Dmitry Zhiba, head of the WAC Department for work with local branches, noted that at this stage the project would be implemented for high school students in rural schools.
"The new project of the World Abaza Congress will consist of a series of lectures on the history, ethnology, ethnography and culture of Abkhazia. As part of the cycle, high school students in rural schools will be told about the history of Abkhazia from ancient times to the present day in an interactive form. Lecturers will try to involve students in the learning process and interact with them. We believe that in the future, such an approach will interest schoolchildren in studying the history and culture of our country," Zhiba said.

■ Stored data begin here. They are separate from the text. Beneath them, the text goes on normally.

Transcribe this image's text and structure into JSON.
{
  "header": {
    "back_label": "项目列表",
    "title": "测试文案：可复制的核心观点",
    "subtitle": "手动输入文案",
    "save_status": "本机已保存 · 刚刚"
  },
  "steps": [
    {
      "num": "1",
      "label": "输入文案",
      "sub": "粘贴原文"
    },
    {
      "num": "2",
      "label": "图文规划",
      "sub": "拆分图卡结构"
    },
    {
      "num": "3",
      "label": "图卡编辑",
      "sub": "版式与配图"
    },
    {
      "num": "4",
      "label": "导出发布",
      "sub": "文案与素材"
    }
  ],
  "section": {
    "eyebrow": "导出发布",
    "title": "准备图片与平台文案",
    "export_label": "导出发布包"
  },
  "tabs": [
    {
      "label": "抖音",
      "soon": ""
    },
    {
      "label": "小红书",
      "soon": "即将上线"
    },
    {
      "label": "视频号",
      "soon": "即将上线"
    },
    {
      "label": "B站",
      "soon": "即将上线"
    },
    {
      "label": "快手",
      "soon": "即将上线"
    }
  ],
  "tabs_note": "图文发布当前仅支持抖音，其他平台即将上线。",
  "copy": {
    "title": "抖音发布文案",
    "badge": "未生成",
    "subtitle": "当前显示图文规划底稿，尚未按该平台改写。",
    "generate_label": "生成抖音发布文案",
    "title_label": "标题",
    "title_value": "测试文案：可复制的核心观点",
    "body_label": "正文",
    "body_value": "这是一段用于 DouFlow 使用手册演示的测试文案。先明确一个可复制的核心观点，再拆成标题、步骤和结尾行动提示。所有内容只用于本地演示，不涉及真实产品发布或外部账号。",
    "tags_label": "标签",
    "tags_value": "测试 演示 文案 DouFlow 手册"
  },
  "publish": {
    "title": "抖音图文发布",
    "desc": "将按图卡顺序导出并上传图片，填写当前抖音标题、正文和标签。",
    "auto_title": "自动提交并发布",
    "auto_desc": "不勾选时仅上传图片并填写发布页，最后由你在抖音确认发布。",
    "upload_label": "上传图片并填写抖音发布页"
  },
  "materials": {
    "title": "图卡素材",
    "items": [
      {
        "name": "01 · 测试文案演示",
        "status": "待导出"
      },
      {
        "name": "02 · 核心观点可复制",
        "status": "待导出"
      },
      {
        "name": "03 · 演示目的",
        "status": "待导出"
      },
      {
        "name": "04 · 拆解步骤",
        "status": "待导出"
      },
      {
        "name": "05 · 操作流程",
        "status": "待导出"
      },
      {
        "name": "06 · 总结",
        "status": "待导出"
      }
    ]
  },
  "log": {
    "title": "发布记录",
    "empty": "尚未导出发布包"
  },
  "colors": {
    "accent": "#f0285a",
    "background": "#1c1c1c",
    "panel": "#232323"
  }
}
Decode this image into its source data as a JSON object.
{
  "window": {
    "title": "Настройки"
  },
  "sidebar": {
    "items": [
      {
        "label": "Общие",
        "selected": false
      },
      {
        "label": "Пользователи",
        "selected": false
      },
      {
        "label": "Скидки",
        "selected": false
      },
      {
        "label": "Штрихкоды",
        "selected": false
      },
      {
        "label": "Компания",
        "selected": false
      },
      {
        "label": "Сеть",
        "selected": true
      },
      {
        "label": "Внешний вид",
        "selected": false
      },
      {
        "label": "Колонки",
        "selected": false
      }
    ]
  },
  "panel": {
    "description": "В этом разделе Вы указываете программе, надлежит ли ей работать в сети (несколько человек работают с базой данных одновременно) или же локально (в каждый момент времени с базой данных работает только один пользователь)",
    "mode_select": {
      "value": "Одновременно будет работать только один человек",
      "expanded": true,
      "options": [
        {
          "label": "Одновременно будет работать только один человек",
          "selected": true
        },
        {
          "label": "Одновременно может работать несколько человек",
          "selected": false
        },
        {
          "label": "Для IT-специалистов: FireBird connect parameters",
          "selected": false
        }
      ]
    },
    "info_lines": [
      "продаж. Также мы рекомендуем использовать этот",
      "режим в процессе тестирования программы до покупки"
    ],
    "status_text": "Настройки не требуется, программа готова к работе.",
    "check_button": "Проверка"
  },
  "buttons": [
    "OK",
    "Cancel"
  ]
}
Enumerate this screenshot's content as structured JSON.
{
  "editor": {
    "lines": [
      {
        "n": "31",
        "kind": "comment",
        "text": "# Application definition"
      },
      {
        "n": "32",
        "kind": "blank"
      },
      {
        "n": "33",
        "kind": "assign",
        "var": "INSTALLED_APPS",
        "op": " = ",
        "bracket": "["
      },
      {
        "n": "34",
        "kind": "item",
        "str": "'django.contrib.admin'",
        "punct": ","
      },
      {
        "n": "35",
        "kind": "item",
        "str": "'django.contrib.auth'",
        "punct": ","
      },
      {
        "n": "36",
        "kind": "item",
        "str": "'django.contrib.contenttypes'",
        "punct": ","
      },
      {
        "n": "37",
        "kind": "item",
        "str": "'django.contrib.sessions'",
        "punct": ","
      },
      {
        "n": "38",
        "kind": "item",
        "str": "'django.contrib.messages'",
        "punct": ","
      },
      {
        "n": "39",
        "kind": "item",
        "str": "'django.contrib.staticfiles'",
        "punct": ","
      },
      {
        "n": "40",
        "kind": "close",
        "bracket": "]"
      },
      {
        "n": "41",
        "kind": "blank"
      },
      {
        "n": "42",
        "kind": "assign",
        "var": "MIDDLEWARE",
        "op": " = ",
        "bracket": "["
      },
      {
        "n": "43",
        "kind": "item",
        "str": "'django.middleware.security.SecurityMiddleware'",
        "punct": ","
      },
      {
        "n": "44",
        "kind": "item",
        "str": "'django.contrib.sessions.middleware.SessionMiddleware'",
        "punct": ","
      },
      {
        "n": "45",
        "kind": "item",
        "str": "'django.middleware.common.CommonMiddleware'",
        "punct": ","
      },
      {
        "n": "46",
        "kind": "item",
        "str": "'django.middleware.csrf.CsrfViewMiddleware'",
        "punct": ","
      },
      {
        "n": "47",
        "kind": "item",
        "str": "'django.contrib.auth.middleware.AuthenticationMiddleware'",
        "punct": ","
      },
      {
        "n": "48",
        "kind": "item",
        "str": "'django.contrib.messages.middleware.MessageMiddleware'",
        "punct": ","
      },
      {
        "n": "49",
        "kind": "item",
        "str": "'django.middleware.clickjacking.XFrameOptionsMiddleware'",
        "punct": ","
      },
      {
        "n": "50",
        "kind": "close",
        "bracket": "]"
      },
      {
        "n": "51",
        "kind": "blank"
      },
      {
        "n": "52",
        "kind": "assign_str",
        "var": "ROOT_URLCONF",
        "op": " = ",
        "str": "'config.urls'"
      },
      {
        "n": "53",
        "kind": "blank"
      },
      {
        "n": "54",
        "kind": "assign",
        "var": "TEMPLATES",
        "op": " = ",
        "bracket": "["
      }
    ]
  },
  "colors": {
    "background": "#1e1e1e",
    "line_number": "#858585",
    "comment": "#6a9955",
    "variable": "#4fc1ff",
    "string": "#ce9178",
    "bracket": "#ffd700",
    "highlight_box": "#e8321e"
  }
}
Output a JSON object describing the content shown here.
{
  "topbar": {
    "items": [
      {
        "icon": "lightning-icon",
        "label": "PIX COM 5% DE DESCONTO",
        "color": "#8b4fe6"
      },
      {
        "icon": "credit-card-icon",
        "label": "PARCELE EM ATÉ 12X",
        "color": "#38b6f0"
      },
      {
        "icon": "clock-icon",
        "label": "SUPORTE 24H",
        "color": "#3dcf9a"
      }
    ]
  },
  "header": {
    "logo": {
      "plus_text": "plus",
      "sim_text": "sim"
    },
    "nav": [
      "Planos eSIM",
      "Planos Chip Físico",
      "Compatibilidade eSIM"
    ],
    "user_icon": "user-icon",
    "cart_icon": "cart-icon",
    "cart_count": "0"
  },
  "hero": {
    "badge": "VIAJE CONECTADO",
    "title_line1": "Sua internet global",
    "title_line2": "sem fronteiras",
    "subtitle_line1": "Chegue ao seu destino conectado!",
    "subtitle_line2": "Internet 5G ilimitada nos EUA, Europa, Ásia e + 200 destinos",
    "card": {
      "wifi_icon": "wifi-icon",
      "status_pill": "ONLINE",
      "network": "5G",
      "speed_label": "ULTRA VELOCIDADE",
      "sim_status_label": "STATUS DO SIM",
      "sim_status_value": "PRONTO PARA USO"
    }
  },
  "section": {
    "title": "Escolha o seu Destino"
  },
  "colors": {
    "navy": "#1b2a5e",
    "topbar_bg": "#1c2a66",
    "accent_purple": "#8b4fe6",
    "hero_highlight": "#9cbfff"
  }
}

According to Zhiba, teachers of higher educational institutions of Abkhazia, as well as prominent figures of science and culture will be involved in the course of ethnographic lectures.
"Historians, ethnographers and ethnologists will be involved in the lectures. They will share their scientific knowledge in the field of the history and culture of the Abkhazian people with the younger generation," he added.
The head of the Eshera Secondary School, Fatima Sakania, noted the importance of the new educational project of the WAC.
"As you know, the educational process contains many difficulties and sometimes one school curriculum is not enough to arouse schoolchildren's interest in an in-depth study of Abkhazian history and culture. As part of the lectures, teachers will use the discussion format and this will help students to adopt the knowledge and experience of specialists," she said.
Sakania noted that the interactive lecture format, which is new for schoolchildren, would further arouse the desire to study the history of Abkhazia on their own and more deeply.
In total, within the framework of the cycle of ethnographic lectures, six educational meetings are planned before the end of the academic year. Further implementation of the project will be based on interaction with local branches in the villages of Abkhazia.